THE football authorities have a highly principled position about keeping politics out of football. Highly principled that is unless it’s the right type of politics: their politics.

Celtic, for example, have been fined numerous times. Once for the heinous crime of fans flying a Palestine flag at a match. Another for comparing IRA hunger-striker Bobby Sands with Scottish nationalist icon William Wallace and asking the question, ‘Who’s the terrorist and who is the freedom fighter?’ Clearly, politics is to be kept out of football.

However, when it comes to taking the knee and celebrating Black Lives Matter, it appears that all bets are off. And fans across the leagues have been watching their players on television, week after week, take the knee to this campaign.

The taking of the knee was always controversial, at least it was if you lived outside the luvvie bubble of sports journalism and the football authorities.

Talking to fans, from the outset there was opposition to both the act of taking the knee and the BLM campaign group itself. Indeed, I suspect the football authorities used the fact that there were no fans in the ground to start this knee taking performance. And then the fans came back, including Millwall fans, who booed the knee taking, and the cosy bubble was suddenly burst.

Of course, there was shock and outrage from pundits, and the Millwall fans were depicted as racists. For their part, the fans explained that they were simply expressing their opposition to the extremist ideology of BLM, a movement that has now spawned a political party.

Interestingly, three days later Millwall had another game. This time the players stayed on their feet and held a banner opposing discrimination, rather than celebrating BLM, and the same “racist” fans applauded.

Some commentators have argued that the taking of the knee by players is a matter of freedom of expression. One particular columnist, with no sense of irony, or grasp of reality, argued that “taking the knee is a voluntary act by free citizens”.

The reality for players is that there is an immense amount of moral pressure being placed upon them to take the knee, by the modern elites, the football authorities, and the clubs. And given the hysterical reaction to the Millwall fans booing, I can’t say I blame them for, on mass, bowing down to this new dogma of identity politics and anti-racism.

Others have argued that the knee-taking is not really about Black Lives Matter, indeed that it is not political at all, but merely an expression of solidarity and an opposition to the terrible discrimination that black players once suffered.

I think there is some truth to this, but it doesn’t fully explain why the BLM tag was needed in a sport that has been overloaded with anti-racist campaigns and awareness raising for two decades.
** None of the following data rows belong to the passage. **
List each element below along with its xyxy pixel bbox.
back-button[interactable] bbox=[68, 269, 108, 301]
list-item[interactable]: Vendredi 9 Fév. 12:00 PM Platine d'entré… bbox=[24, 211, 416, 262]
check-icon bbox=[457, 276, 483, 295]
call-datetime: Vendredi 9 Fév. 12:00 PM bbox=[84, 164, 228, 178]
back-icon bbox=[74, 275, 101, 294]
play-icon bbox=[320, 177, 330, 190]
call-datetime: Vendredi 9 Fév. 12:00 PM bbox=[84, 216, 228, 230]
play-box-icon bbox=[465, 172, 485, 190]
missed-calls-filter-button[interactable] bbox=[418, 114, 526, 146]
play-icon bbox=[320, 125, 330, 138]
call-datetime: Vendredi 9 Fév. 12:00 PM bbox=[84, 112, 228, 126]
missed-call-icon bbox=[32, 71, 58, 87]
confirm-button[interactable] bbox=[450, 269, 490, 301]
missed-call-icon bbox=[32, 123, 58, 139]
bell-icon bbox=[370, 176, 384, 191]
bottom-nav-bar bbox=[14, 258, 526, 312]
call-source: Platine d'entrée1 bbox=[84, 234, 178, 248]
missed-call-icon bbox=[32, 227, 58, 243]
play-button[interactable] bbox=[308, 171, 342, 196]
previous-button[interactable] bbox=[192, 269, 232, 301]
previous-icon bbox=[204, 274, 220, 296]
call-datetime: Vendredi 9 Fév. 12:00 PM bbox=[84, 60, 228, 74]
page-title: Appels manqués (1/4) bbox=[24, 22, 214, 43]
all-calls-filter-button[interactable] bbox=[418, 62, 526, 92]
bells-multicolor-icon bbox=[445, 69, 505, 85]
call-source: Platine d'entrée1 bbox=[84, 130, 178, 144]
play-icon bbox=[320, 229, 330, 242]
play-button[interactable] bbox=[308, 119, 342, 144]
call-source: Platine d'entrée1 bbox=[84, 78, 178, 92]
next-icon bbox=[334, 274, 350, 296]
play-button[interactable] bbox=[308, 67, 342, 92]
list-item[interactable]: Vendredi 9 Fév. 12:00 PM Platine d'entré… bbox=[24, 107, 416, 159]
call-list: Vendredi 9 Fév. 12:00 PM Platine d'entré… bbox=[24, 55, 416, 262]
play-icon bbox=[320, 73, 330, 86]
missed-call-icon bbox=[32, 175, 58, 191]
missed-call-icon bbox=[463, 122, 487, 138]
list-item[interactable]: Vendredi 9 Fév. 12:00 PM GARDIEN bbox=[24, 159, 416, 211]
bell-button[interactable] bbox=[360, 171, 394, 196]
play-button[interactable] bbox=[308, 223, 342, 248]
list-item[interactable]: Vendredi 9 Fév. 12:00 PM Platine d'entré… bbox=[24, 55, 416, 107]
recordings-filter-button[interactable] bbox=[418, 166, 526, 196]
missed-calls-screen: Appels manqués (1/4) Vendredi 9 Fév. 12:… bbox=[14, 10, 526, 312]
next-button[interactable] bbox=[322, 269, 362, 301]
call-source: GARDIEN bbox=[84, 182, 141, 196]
There clearly is some kind of link between the BLM movement and football's BLM even if it is not that clear exactly what it is.

But I also think that there is something in the argument that the anti-racist campaigning in football is not political, because in many respects it is more like a religion than politics.

It is more like a religion in the sense that anti-racism in football has become a dogma, a slogan, a sermon, a kind of incantation that we the plebs are encouraged to repeat, time after time after time.

If you watch football, you’ll have grown used to the subliminal messages that flash on the screen telling us to “Say no to racism”. We’ve grown used to the captain’s armbands, the billboard flashing around the ground, even to international captains reading scripted anti-racist messages before World Cup games.

But when you keep preaching at people and shouting in the faces of fans in this way, every now and again, don’t be surprised if they shout back. After all, in a free society, this is the least we should expect from people who are still able to voluntarily act as free citizens.